Attrition bias refers to systematic differences between groups in withdrawals from a study. Withdrawals from the study lead to incomplete outcome data. There are two reasons for withdrawals or incomplete outcome data in clinical trials. Exclusions refer to situations in which some participants are omitted from reports of analyses, despite outcome data being available to the trialists. Attrition refers to situations in which outcome data are not available.

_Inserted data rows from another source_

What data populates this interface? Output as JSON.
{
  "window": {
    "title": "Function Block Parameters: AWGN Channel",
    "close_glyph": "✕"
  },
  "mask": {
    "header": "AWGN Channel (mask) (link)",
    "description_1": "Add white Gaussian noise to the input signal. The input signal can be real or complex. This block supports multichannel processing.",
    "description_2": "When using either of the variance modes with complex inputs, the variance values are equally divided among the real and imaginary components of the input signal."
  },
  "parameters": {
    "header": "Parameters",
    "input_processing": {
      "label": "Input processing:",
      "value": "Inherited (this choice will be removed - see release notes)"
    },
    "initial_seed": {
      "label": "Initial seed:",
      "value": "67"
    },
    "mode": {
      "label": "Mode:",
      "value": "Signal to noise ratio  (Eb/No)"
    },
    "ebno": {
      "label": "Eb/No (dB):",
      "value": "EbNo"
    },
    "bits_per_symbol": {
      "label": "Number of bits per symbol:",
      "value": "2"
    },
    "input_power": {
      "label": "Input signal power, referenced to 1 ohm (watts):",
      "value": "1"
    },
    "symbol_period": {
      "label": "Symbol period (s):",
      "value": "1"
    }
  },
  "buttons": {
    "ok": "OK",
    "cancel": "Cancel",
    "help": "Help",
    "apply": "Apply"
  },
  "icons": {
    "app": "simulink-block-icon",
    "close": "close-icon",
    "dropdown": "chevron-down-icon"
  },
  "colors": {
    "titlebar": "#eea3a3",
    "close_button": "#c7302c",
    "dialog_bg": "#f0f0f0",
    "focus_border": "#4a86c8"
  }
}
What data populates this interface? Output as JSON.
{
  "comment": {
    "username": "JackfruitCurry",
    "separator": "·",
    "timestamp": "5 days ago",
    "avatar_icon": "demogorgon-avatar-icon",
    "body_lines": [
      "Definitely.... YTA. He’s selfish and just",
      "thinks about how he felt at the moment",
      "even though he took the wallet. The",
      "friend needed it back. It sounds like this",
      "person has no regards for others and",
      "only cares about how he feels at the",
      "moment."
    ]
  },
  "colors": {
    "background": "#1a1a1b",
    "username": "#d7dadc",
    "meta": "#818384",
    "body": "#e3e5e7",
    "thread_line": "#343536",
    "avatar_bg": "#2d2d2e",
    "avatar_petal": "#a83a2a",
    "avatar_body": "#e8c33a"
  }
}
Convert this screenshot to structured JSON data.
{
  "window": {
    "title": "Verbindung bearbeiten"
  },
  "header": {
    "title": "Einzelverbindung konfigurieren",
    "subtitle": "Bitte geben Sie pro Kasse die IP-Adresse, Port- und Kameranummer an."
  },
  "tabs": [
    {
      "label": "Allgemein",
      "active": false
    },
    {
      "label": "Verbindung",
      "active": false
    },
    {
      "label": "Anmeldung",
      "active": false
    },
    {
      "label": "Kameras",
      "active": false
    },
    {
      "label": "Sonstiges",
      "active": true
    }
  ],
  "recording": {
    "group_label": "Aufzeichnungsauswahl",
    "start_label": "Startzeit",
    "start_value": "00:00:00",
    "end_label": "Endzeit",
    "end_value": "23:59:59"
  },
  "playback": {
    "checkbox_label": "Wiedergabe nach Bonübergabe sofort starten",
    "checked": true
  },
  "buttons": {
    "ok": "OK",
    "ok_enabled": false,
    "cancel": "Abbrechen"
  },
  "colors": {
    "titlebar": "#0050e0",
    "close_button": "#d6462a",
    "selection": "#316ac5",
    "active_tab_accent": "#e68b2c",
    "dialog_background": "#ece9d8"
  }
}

Reporting bias refers to systematic differences between reported and unreported findings. Within a published report those analyses with statistically significant differences between intervention groups are more likely to be reported than non-significant differences. This sort of ‘within-study publication bias’ is usually known as outcome reporting bias or selective reporting bias, and may be one of the most substantial biases affecting results from individual studies (Chan 2005).
In addition there are other sources of bias that are relevant only in certain circumstances. These relate mainly to particular trial designs (e.g. carry-over in cross-over trials and recruitment bias in cluster-randomized trials); some can be found across a broad spectrum of trials, but only for specific circumstances (e.g. contamination, whereby the experimental and control interventions get ‘mixed’, for example if participants pool their drugs); and there may be sources of bias that are only found in a particular clinical setting.